Vamos nos concentrar sobre este último ponto: um Conselho de Controle foi estabelecido – um corpo unificado, de supervisão, constituído pelas forças aliadas – e se seus membros trabalhassem juntos, aquele corpo poderia facilmente ter mantido a integridade política, económica e territorial da Alemanha do pós-guerra. A autoridade do Conselho de Controle era essencialmente ilimitada – dentro do país ocupado, o Conselho emitiu leis, ordens, diretivas e outros instrumentos jurídicos que governaram o trabalho das autoridades administrativas nas zonas de ocupação dos aliados e regularam a vida pública.

No entanto, tudo isso seria possível somente se cada um dos aliados demonsse verdadeira boa vontade e uma visão compartilhada sobre o futuro desse país, que tinha sofrido uma derrota militar mas que mantinha a esperança de um futuro promissor. O mecanismo de tomada de decisões negociado em Potsdam, que exigiu o apoio unânime de todos os quatro representantes das potências ocupantes, foi destinado a ajudar a alcançar esse objetivo.
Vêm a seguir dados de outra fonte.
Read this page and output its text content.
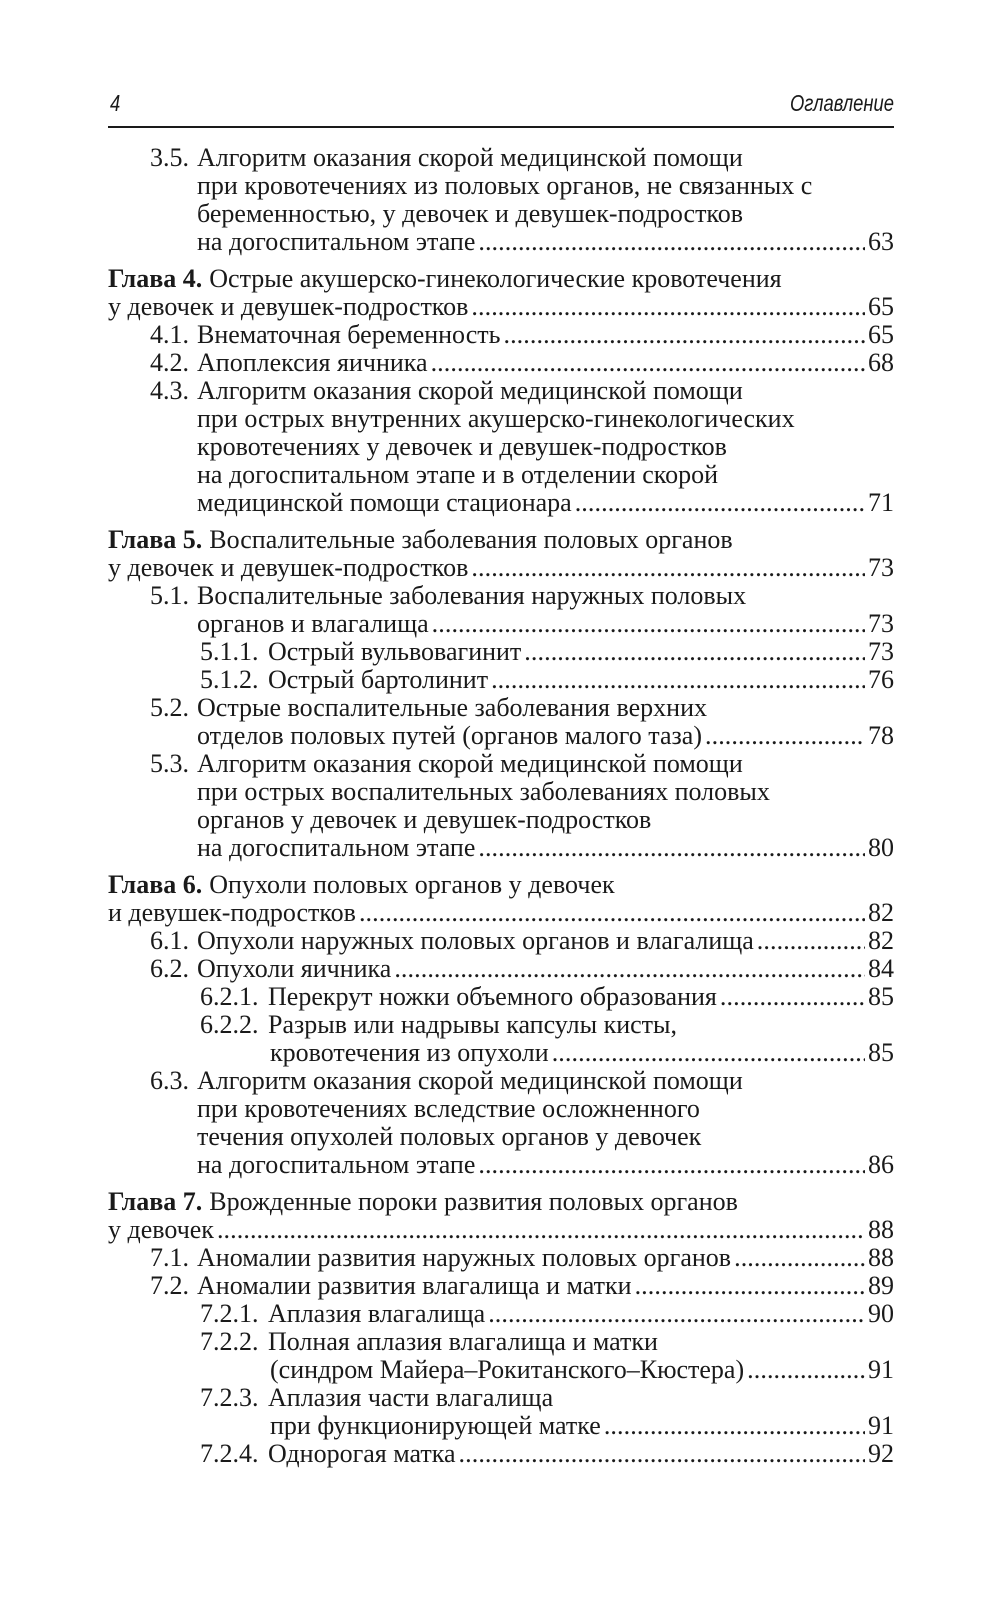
4	Оглавление
3.5. Алгоритм оказания скорой медицинской помощи
при кровотечениях из половых органов, не связанных с
беременностью, у девочек и девушек-подростков
на догоспитальном этапе . . .	63
Глава 4. Острые акушерско-гинекологические кровотечения
у девочек и девушек-подростков . . .	65
4.1. Внематочная беременность . . .	65
4.2. Апоплексия яичника . . .	68
4.3. Алгоритм оказания скорой медицинской помощи
при острых внутренних акушерско-гинекологических
кровотечениях у девочек и девушек-подростков
на догоспитальном этапе и в отделении скорой
медицинской помощи стационара . . .	71
Глава 5. Воспалительные заболевания половых органов
у девочек и девушек-подростков . . .	73
5.1. Воспалительные заболевания наружных половых
органов и влагалища . . .	73
5.1.1. Острый вульвовагинит . . .	73
5.1.2. Острый бартолинит . . .	76
5.2. Острые воспалительные заболевания верхних
отделов половых путей (органов малого таза) . . .	78
5.3. Алгоритм оказания скорой медицинской помощи
при острых воспалительных заболеваниях половых
органов у девочек и девушек-подростков
на догоспитальном этапе . . .	80
Глава 6. Опухоли половых органов у девочек
и девушек-подростков . . .	82
6.1. Опухоли наружных половых органов и влагалища . . .	82
6.2. Опухоли яичника . . .	84
6.2.1. Перекрут ножки объемного образования . . .	85
6.2.2. Разрыв или надрывы капсулы кисты,
кровотечения из опухоли . . .	85
6.3. Алгоритм оказания скорой медицинской помощи
при кровотечениях вследствие осложненного
течения опухолей половых органов у девочек
на догоспитальном этапе . . .	86
Глава 7. Врожденные пороки развития половых органов
у девочек . . .	88
7.1. Аномалии развития наружных половых органов . . .	88
7.2. Аномалии развития влагалища и матки . . .	89
7.2.1. Аплазия влагалища . . .	90
7.2.2. Полная аплазия влагалища и матки
(синдром Майера–Рокитанского–Кюстера) . . .	91
7.2.3. Аплазия части влагалища
при функционирующей матке . . .	91
7.2.4. Однорогая матка . . .	92
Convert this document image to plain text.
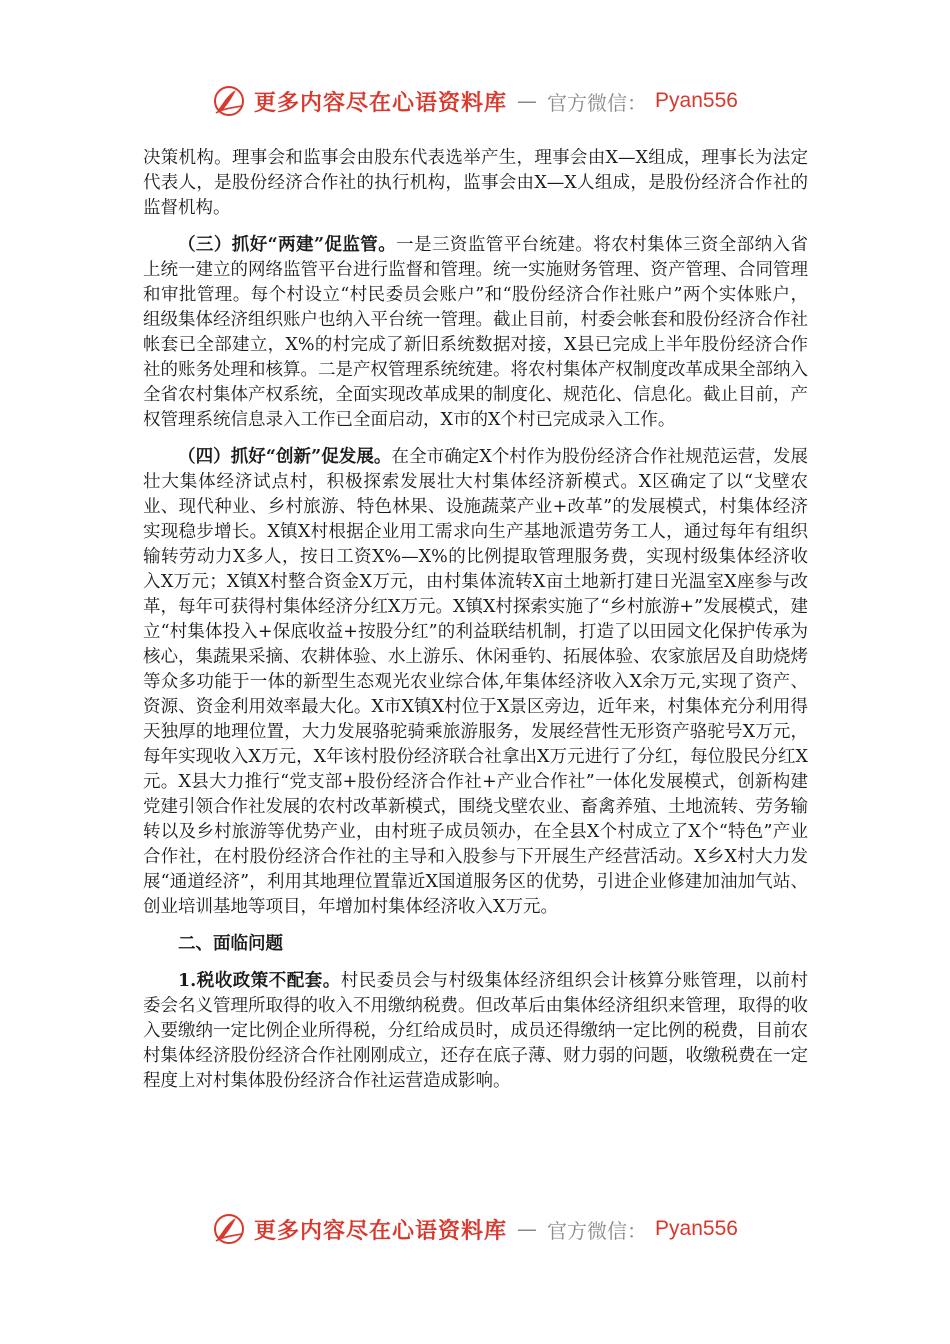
更多内容尽在心语资料库 — 官方微信： Pyan556

决策机构。理事会和监事会由股东代表选举产生，理事会由X—X组成，理事长为法定代表人，是股份经济合作社的执行机构，监事会由X—X人组成，是股份经济合作社的监督机构。

（三）抓好“两建”促监管。一是三资监管平台统建。将农村集体三资全部纳入省上统一建立的网络监管平台进行监督和管理。统一实施财务管理、资产管理、合同管理和审批管理。每个村设立“村民委员会账户”和“股份经济合作社账户”两个实体账户，组级集体经济组织账户也纳入平台统一管理。截止目前，村委会帐套和股份经济合作社帐套已全部建立，X%的村完成了新旧系统数据对接，X县已完成上半年股份经济合作社的账务处理和核算。二是产权管理系统统建。将农村集体产权制度改革成果全部纳入全省农村集体产权系统，全面实现改革成果的制度化、规范化、信息化。截止目前，产权管理系统信息录入工作已全面启动，X市的X个村已完成录入工作。

（四）抓好“创新”促发展。在全市确定X个村作为股份经济合作社规范运营，发展壮大集体经济试点村，积极探索发展壮大村集体经济新模式。X区确定了以“戈壁农业、现代种业、乡村旅游、特色林果、设施蔬菜产业+改革”的发展模式，村集体经济实现稳步增长。X镇X村根据企业用工需求向生产基地派遣劳务工人，通过每年有组织输转劳动力X多人，按日工资X%—X%的比例提取管理服务费，实现村级集体经济收入X万元；X镇X村整合资金X万元，由村集体流转X亩土地新打建日光温室X座参与改革，每年可获得村集体经济分红X万元。X镇X村探索实施了“乡村旅游+”发展模式，建立“村集体投入+保底收益+按股分红”的利益联结机制，打造了以田园文化保护传承为核心，集蔬果采摘、农耕体验、水上游乐、休闲垂钓、拓展体验、农家旅居及自助烧烤等众多功能于一体的新型生态观光农业综合体,年集体经济收入X余万元,实现了资产、资源、资金利用效率最大化。X市X镇X村位于X景区旁边，近年来，村集体充分利用得天独厚的地理位置，大力发展骆驼骑乘旅游服务，发展经营性无形资产骆驼号X万元，每年实现收入X万元，X年该村股份经济联合社拿出X万元进行了分红，每位股民分红X元。X县大力推行“党支部+股份经济合作社+产业合作社”一体化发展模式，创新构建党建引领合作社发展的农村改革新模式，围绕戈壁农业、畜禽养殖、土地流转、劳务输转以及乡村旅游等优势产业，由村班子成员领办，在全县X个村成立了X个“特色”产业合作社，在村股份经济合作社的主导和入股参与下开展生产经营活动。X乡X村大力发展“通道经济”，利用其地理位置靠近X国道服务区的优势，引进企业修建加油加气站、创业培训基地等项目，年增加村集体经济收入X万元。

二、面临问题

1.税收政策不配套。村民委员会与村级集体经济组织会计核算分账管理，以前村委会名义管理所取得的收入不用缴纳税费。但改革后由集体经济组织来管理，取得的收入要缴纳一定比例企业所得税，分红给成员时，成员还得缴纳一定比例的税费，目前农村集体经济股份经济合作社刚刚成立，还存在底子薄、财力弱的问题，收缴税费在一定程度上对村集体股份经济合作社运营造成影响。

更多内容尽在心语资料库 — 官方微信： Pyan556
Várias das decisões-chave do Conselho de Controle que determinaram a trajetória do desenvolvimento do pós-guerra da Alemanha foram finalizadas até o final de 1945. Por exemplo, leis foram decretadas para garantir a desnazificação e a democratização tanto do processo legal quanto da administração da justiça, bem como para abolir as antigas leis nazistas. A legislação também foi posta em prática a fim de, entre outras coisas, demilitarizar a Alemanha e punir os indivíduos que cometeram crimes de guerra ou crimes contra a paz e a humanidade. Embora houvesse lutas, estas decisões foram negociadas com êxito, o que permitiu um pouco de fé no futuro deste sistema de gestão conjunta para a Alemanha; mas o trabalho do Conselho de Controle e outras agências administrativas, jurídicas e económicas pareciam estar ficando fora de controle.
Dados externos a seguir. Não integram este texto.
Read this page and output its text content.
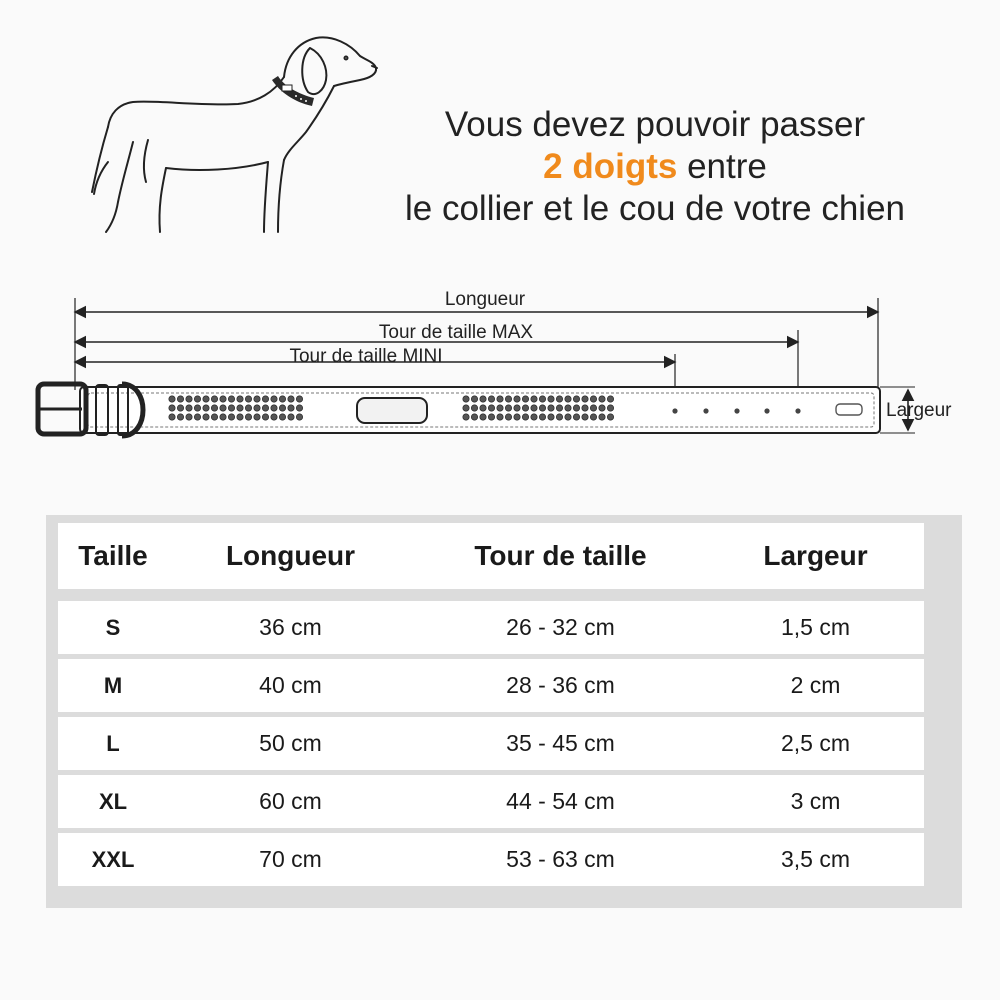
Vous devez pouvoir passer
2 doigts entre
le collier et le cou de votre chien
Longueur
Tour de taille MAX
Tour de taille MINI
Largeur
Taille	Longueur	Tour de taille	Largeur
S	36 cm	26 - 32 cm	1,5 cm
M	40 cm	28 - 36 cm	2 cm
L	50 cm	35 - 45 cm	2,5 cm
XL	60 cm	44 - 54 cm	3 cm
XXL	70 cm	53 - 63 cm	3,5 cm
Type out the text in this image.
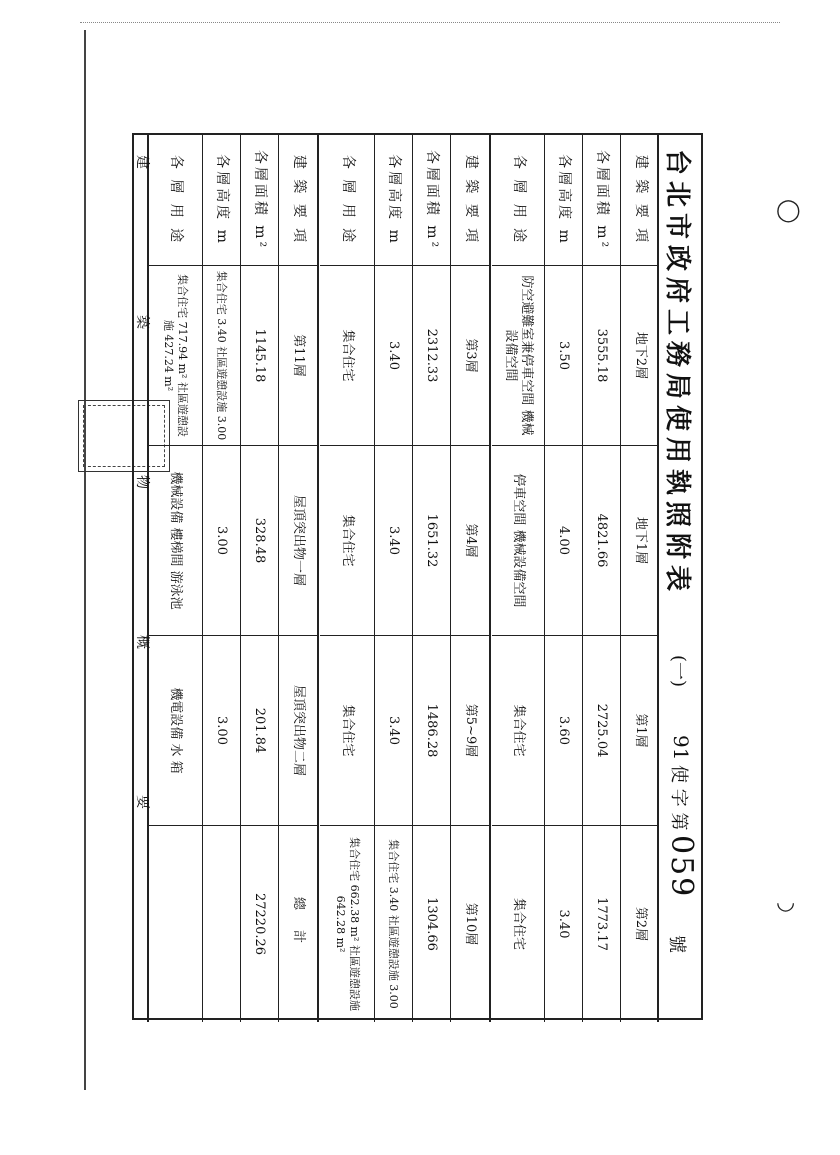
◯
◡
台北市政府工務局使用執照附表
(一)
91
使 字 第
059
號
建 築 要 項
地下2層
地下1層
第1層
第2層
各層面積 m²
3555.18
4821.66
2725.04
1773.17
各層高度 m
3.50
4.00
3.60
3.40
各 層 用 途
防空避難室兼停車空間 機械設備空間
停車空間 機械設備空間
集合住宅
集合住宅
建 築 要 項
第3層
第4層
第5~9層
第10層
各層面積 m²
2312.33
1651.32
1486.28
1304.66
各層高度 m
3.40
3.40
3.40
集合住宅 3.40 社區遊憩設施 3.00
各 層 用 途
集合住宅
集合住宅
集合住宅
集合住宅 662.38 m² 社區遊憩設施 642.28 m²
建 築 要 項
第11層
屋頂突出物一層
屋頂突出物二層
總 計
各層面積 m²
1145.18
328.48
201.84
27220.26
各層高度 m
集合住宅 3.40 社區遊憩設施 3.00
3.00
3.00
各 層 用 途
集合住宅 717.94 m² 社區遊憩設施 427.24 m²
機械設備 樓梯間 游泳池
機電設備 水 箱
建
築
物
概
要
No entanto, exemplos de acordo de bom senso – muito menos consenso total de opinião – estavam se tornando cada vez mais raros quando se tratavam das grandes questões de como organizar condições de vida dignas para o público alemão. Um membro do Conselho de Controle da URSS, o chefe da Administração Militar Soviética, Marechal Georgy Zhukov, recordou: «o pessoal administrativo americano e britânico do Conselho de Controle, como por coincidência, de repente tornaram-se menos acomodados com relação a todos os assuntos… Tornou-se cada vez mais difícil encontrar uma maneira de resolver disputas, especialmente quando se discutiam os principais problemas. Estes incluíam: erradicar o potencial militar e econômico do militarismo alemão, desarmar as unidades militares e decisivamente desenraizar o fascismo e erradicar qualquer tipo de organização nazista nas zonas de ocupação controladas pela Inglaterra e pelos Estados Unidos».

O Marechal colocara seu dedo sobre o maior problema: a União Soviética e os aliados ocidentais ocupavam posições diametralmente opostas. Mais do que qualquer outro país, a União Soviética – um país que tinha experimentado o destrutivo pode do terceiro Reich -, como parte da administração da sua própria zona, buscava alterar permanentemente o ambiente local a fim de evitar o renascimento do militarismo ou nazismo, criando um ambiente adequado, por meio da transformação democrática, para o povo alemão construir um Estado pacífico, economicamente estável. Os países ocidentais tinham objetivos totalmente diferentes. Em primeiro lugar, eles esperavam que a derrota militar da Alemanha podesse soletrar seu fim como um concorrente econômico futuro. Em segundo lugar, desde o início, os Estados Unidos viram esse país como um mercado gigante, maduro para a exploração pelo grande capital americano.

O Marechal Zhukov observa um detalhe em suas memórias: 5 milhões de toneladas de aço fundido eram suficientes para atender às necessidades do pós-guerra da Alemanha; mas os aliados insistiram em dobrar essa cota. Com alguma dificuldade, e após dias de negociações, eles concordaram com um total de 8 milhões. «Mas para eles o objetivo disso não tinha nada a ver com as necessidades do povo alemão, e sim com a preservação do potencial militar e econômico das regiões ocidentais da Alemanha», escreve Zhukov. Esta política assume conotações particularmente cínicas quando se considera que, ao contrário da parte ocidental do país, onde a maioria do aço foi fundido, regiões orientais – zona de ocupação soviética – estavam em ruínas.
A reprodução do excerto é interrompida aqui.